I know what I will be doing.
Thank you,
Mike Will
Where I work, there is one ofther guy in the building that knows whats going on. We wink at each other and giggle sometimes when we pass in the hallway after gold or silver shoot up. The guys across the aisle are convinced that tech stocks are about to see a 1999 resurgence and are hoping their stock options will be worth something before they expire.
-Fred (the guy I wink at is Jim)
Great article -- and I love the gold coin picture because it appears to have Helvetias in it!
I own a few. They're little-known vintage Swiss gold coins. Small and unassuming, but for that, useful: one could envision having a few in one's pocket along with some plain fiat coinage and making it through the security screening at an airport on the way out of the country.
On that guy who thinks the dollar is "overvalued": I think this is borderline insane. It is pretty clear that there is a super-equilibrium quantity of "investment" in the US and in dollar holdings in general. If we ever return to equilibrium, the dollar will have to go down significantly. And that's just the beginning of the bearish case.
Tim (or others)
Any recommendations on a reliable vendor to buy cold coins from in small amounts?
Great Blog, missed it the last few days when you were laid low. Nice to have you back.
Anon,
For a number of reasons, I can't really make any recommendations in a public forum such as this. If you sign up for a free trial, you'll get plenty of information about buying bullion.
If any readers would like to assist, please do so.

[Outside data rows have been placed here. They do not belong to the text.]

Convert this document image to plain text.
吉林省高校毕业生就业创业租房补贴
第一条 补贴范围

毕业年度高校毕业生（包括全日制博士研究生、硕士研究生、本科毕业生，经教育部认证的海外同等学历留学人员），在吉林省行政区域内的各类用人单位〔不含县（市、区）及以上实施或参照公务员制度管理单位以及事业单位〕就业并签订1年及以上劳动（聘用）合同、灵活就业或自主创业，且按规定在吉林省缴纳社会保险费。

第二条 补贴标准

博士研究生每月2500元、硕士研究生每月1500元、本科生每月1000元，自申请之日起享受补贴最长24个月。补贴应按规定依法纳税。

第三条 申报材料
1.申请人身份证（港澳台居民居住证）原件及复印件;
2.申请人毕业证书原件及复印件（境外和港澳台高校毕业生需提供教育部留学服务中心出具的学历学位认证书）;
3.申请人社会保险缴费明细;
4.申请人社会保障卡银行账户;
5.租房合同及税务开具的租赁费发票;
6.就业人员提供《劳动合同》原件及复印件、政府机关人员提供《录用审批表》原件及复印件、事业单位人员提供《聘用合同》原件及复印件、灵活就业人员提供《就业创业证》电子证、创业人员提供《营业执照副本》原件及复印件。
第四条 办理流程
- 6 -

Been very happy with service and price from Apmex. But do be patient wait until these things get flat hammered before buying. Don't worry, it will happen many times between now and the top.
Think about the insanity of what the Paulson posse is hoping to accomplish. It seems everyone is now convinced a lower dollar is in their favor. That's whacked.
For both owning and trading gold, I'm a big fan of bullionvault(.com).
They combine a high-quality trading system and liquid market with vault-based, individualized physical gold (which you can extract, if in volume).
You can select which currency you want to use (dollars, pounds, or euros) and in which vault you want to buy and store (New York, London, or Zurich).
On top of these great attributes, the management of bullionvault is great. I've had the president personally assist me, and the educational materials are insightful and top-notch.
For owning coins in relatively small quantities, I think there are a number of reputable places -- including investment rarities and kitco (or just go down to the nearest trustworthy local pawnbroker). Personally I wouldn't want to hold a lot of physical gold on-premises, or even in the country, because of confiscation risk.
Confiscation risk? Just adopt the old Nancy Reagan philosophy; "Just say, no!".
Clearly, this nation's currency will be among the ash heap of history once hyper-inflation kicks in. Study what happened to Argentina just a short time ago. Scary stuff.
To anonymous,
I own a small company called Encore Gold.
Feel free to visit my website at www.encoregold.com or you can call 1-877-563-8736 toll free.
I'll be happy to answer any questions you might have.
Best,
Mike Will
I'll second the recommendation for www.bullionvault.com Management is very helpful.
I'm also considering www.goldmoney.com to make and receive payments (they also do silver)
For direct purchases, www.apmex.com is excellent also.